Many blogs also use no-follow for their comments, but you can find many that will still follow (however even if they do, it is hard to get exact anchor text links unless your profile name is one of the keywords you are targeting...which looks very fishy)
But to answer your question, yeah, dropping spammy comments is a waste of time in my opinion.
| 8:56 pm on Dec 17, 2009 (gmt 0)|
Any type of link that is easy to get just by signing up for a site is short lived if it has any value now. That type of link building is not long term. There are lots of little tricks to boost your rank in the short term.
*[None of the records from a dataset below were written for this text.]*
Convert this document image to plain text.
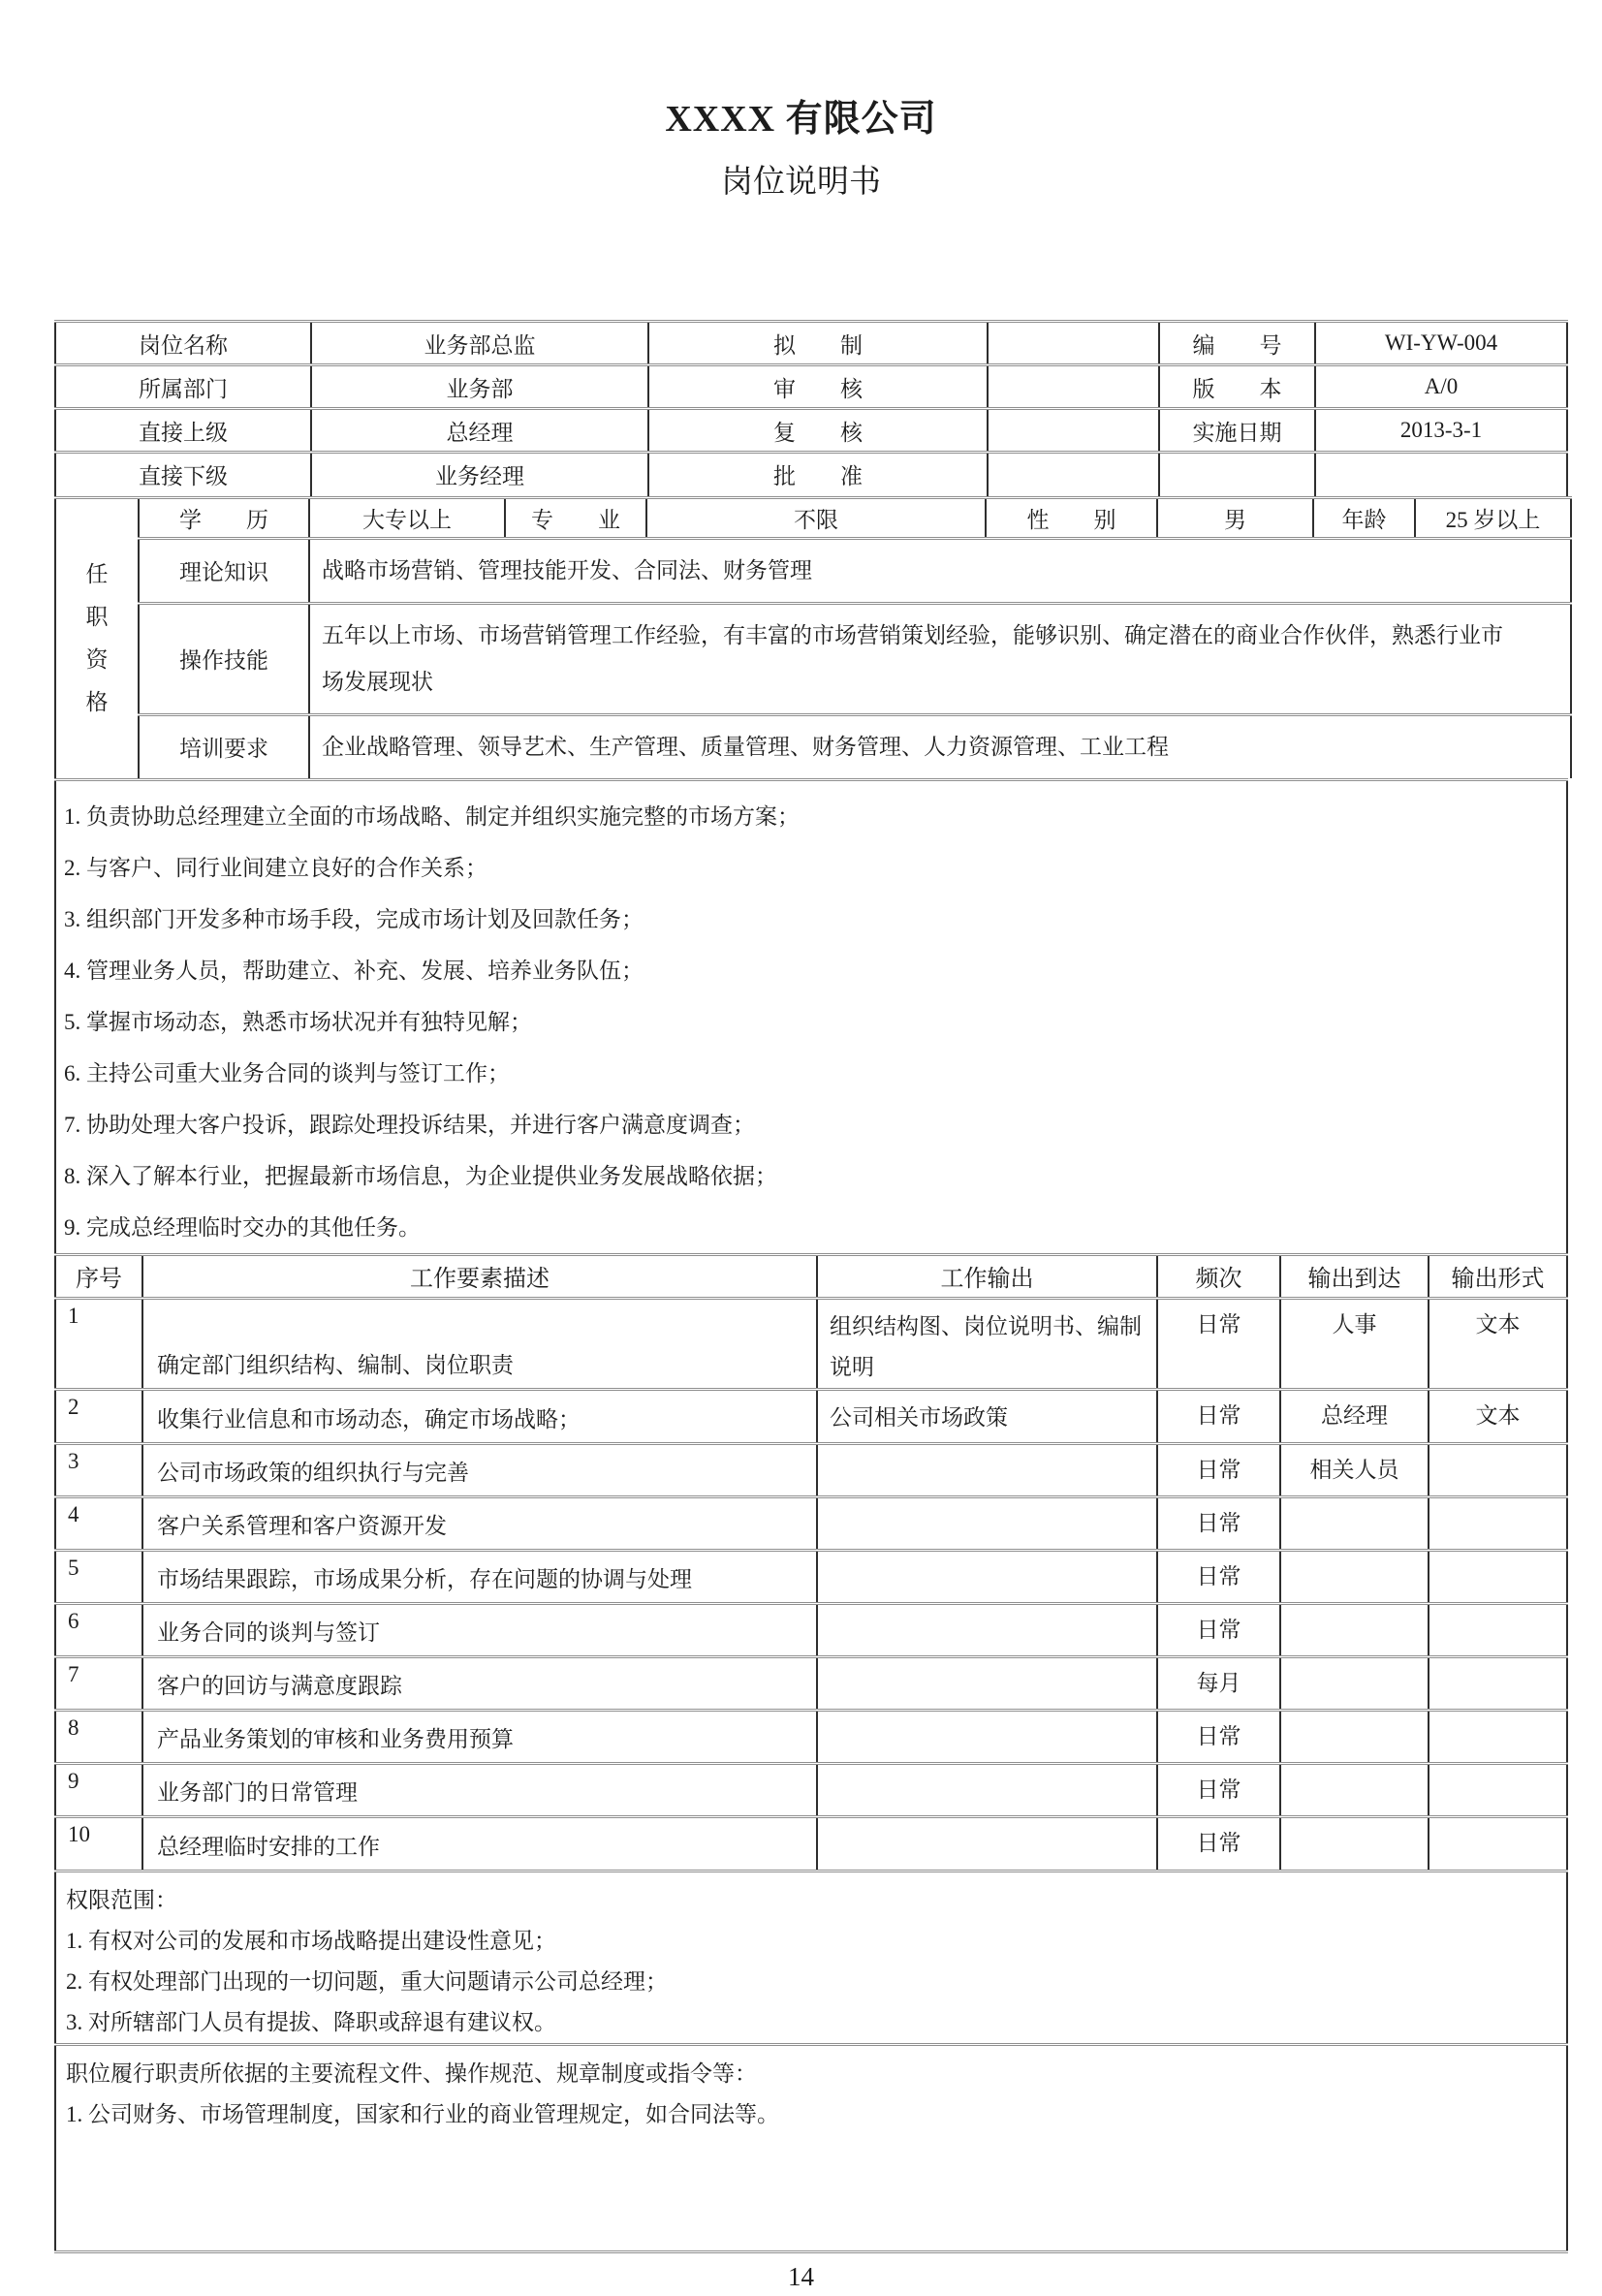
XXXX 有限公司
岗位说明书
岗位名称	业务部总监	拟　　制		编　　号	WI-YW-004
所属部门	业务部	审　　核		版　　本	A/0
直接上级	总经理	复　　核		实施日期	2013-3-1
直接下级	业务经理	批　　准			
任职资格	学　　历	大专以上	专　　业	不限	性　　别	男	年龄	25 岁以上
	理论知识	战略市场营销、管理技能开发、合同法、财务管理						
	操作技能	五年以上市场、市场营销管理工作经验，有丰富的市场营销策划经验，能够识别、确定潜在的商业合作伙伴，熟悉行业市场发展现状						
	培训要求	企业战略管理、领导艺术、生产管理、质量管理、财务管理、人力资源管理、工业工程						
1. 负责协助总经理建立全面的市场战略、制定并组织实施完整的市场方案；
2. 与客户、同行业间建立良好的合作关系；
3. 组织部门开发多种市场手段，完成市场计划及回款任务；
4. 管理业务人员，帮助建立、补充、发展、培养业务队伍；
5. 掌握市场动态，熟悉市场状况并有独特见解；
6. 主持公司重大业务合同的谈判与签订工作；
7. 协助处理大客户投诉，跟踪处理投诉结果，并进行客户满意度调查；
8. 深入了解本行业，把握最新市场信息，为企业提供业务发展战略依据；
9. 完成总经理临时交办的其他任务。
序号	工作要素描述	工作输出	频次	输出到达	输出形式
1	确定部门组织结构、编制、岗位职责	组织结构图、岗位说明书、编制说明	日常	人事	文本
2	收集行业信息和市场动态，确定市场战略；	公司相关市场政策	日常	总经理	文本
3	公司市场政策的组织执行与完善		日常	相关人员	
4	客户关系管理和客户资源开发		日常		
5	市场结果跟踪，市场成果分析，存在问题的协调与处理		日常		
6	业务合同的谈判与签订		日常		
7	客户的回访与满意度跟踪		每月		
8	产品业务策划的审核和业务费用预算		日常		
9	业务部门的日常管理		日常		
10	总经理临时安排的工作		日常		
权限范围：
1. 有权对公司的发展和市场战略提出建设性意见；
2. 有权处理部门出现的一切问题，重大问题请示公司总经理；
3. 对所辖部门人员有提拔、降职或辞退有建议权。
职位履行职责所依据的主要流程文件、操作规范、规章制度或指令等：
1. 公司财务、市场管理制度，国家和行业的商业管理规定，如合同法等。
14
They come and go all the time.
| 10:45 am on Dec 18, 2009 (gmt 0)|
I think that no-follow links will be counted in the future, though only from certain, trusted sites.
The no-follow implementation combined with the use of social media sites has completely changed the use of links on the web. Before, if you wrote something interesting, you'd get a load of links from blogs and would benefit from all the lovely link juice. Now you get a load of tweets instead of blog posts and half the blogs you do get will be no follow.
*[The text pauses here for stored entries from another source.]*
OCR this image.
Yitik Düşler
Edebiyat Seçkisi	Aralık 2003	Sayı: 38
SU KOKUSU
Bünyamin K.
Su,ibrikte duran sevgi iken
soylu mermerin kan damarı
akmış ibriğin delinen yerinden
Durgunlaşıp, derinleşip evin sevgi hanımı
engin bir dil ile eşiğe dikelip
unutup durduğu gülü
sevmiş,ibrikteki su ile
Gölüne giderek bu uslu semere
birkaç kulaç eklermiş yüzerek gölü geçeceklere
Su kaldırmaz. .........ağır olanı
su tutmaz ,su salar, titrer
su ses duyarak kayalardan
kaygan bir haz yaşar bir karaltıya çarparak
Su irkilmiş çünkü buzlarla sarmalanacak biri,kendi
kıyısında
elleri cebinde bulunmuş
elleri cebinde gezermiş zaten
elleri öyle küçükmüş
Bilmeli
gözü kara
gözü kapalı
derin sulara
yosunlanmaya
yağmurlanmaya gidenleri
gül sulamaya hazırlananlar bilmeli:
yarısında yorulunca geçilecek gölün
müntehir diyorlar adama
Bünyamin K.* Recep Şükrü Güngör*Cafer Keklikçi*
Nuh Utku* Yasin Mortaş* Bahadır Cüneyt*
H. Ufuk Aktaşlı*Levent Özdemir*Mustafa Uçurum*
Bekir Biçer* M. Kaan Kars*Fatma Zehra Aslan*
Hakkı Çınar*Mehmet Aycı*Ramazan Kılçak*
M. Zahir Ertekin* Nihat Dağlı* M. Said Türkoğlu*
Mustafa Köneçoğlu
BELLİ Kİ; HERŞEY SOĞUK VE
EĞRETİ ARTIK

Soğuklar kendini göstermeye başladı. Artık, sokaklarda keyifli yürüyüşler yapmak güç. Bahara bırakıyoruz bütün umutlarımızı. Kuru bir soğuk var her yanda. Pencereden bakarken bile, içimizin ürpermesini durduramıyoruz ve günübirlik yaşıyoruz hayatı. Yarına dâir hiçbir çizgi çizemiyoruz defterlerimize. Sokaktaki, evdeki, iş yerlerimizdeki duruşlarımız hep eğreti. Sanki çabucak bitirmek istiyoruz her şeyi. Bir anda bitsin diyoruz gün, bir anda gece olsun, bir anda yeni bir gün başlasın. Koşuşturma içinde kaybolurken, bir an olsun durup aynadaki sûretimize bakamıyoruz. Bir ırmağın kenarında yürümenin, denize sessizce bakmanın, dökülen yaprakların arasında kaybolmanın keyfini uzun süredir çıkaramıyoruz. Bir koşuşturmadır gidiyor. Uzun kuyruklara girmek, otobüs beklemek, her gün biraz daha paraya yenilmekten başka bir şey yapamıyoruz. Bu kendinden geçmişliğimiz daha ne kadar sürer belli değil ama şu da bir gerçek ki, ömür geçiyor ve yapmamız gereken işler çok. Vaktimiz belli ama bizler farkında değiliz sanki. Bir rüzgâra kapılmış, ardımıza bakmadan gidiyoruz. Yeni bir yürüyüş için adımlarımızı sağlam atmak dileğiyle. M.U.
Google will have to take this into account. The internet is used differently now to when they first invented no-follow and if they don't then a lot of good quality content won't be recognised with high rankings.
How they will decide a trust worthy no-follow link over a spammy one will be the hard part.
| 1:54 pm on Dec 18, 2009 (gmt 0)|
I think that no-follow links will be counted in the future,
Google don't need to take them into account because they tell Google NOT to follow the link, end of story.
Google have made other changes that mean that you can no longer use nofollow for PR sculpting, therefore any nofollow that is now encountered must be interpreted as meaning what it says.
| 1:53 pm on Dec 30, 2009 (gmt 0)|
...Which begs the question; do 'Authority' no-follow links add absolutely no link juice?
It's difficult to say really. Even powerful sites have no-follow, and if half the sites on the web decided to apply no-follow in a few years' time, then Google will find it difficult to rank websites 'Gmorgan' does have a good point.
| 5:28 pm on Dec 30, 2009 (gmt 0)|
and if half the sites on the web decided to apply no-follow in a few years' time
Why would they? There is no longer any PR value in doing so.
| 12:24 am on Dec 31, 2009 (gmt 0)|
>>>is it worth it adding comments on Blogs and social media sites?
If you are actively participating as a member of a blog's community, and have useful and insightful comments to add, then you may be able to build up relationships with others who are followers of that blog. They, as well as the owner of the blog, may put your blog or website in their blogroll.
If you are posting crap then don't expect anything. The links themselves aren't the point.
| 5:36 am on Jan 5, 2010 (gmt 0)|
No follows aren't worthless as many seem to think. There has been a considerable amount of evidence that Google does follow them and they do provide some amount of benefit. Google doesn't want you to believe this of course since they want you to keep drinking their kool aid and squirm in mediocrity but ultimately yes they're useful but I'm not saying to focus on them either.
| 5:46 am on Jan 5, 2010 (gmt 0)|
|There has been a considerable amount of evidence that Google does follow them and they do provide some amount of benefit. |
No benefit. Not even for discovery. As for the link value itself, the link value doesn't get folded into the link graph [webmasterworld.com]. There is no evidence, much less considerable evidence, that there is a benefit.
Some people elsewhere are confused because they discovered that the link shows up as a backlink in WMT. Do not let them confuse you. They do not understand that Google backlink searches and WMT are not SEO tools. The data Google provides is and always has consisted of random samples. The data is not accurate for SEO purposes. It's random. This is by design, it has always been this way. It is a well known fact.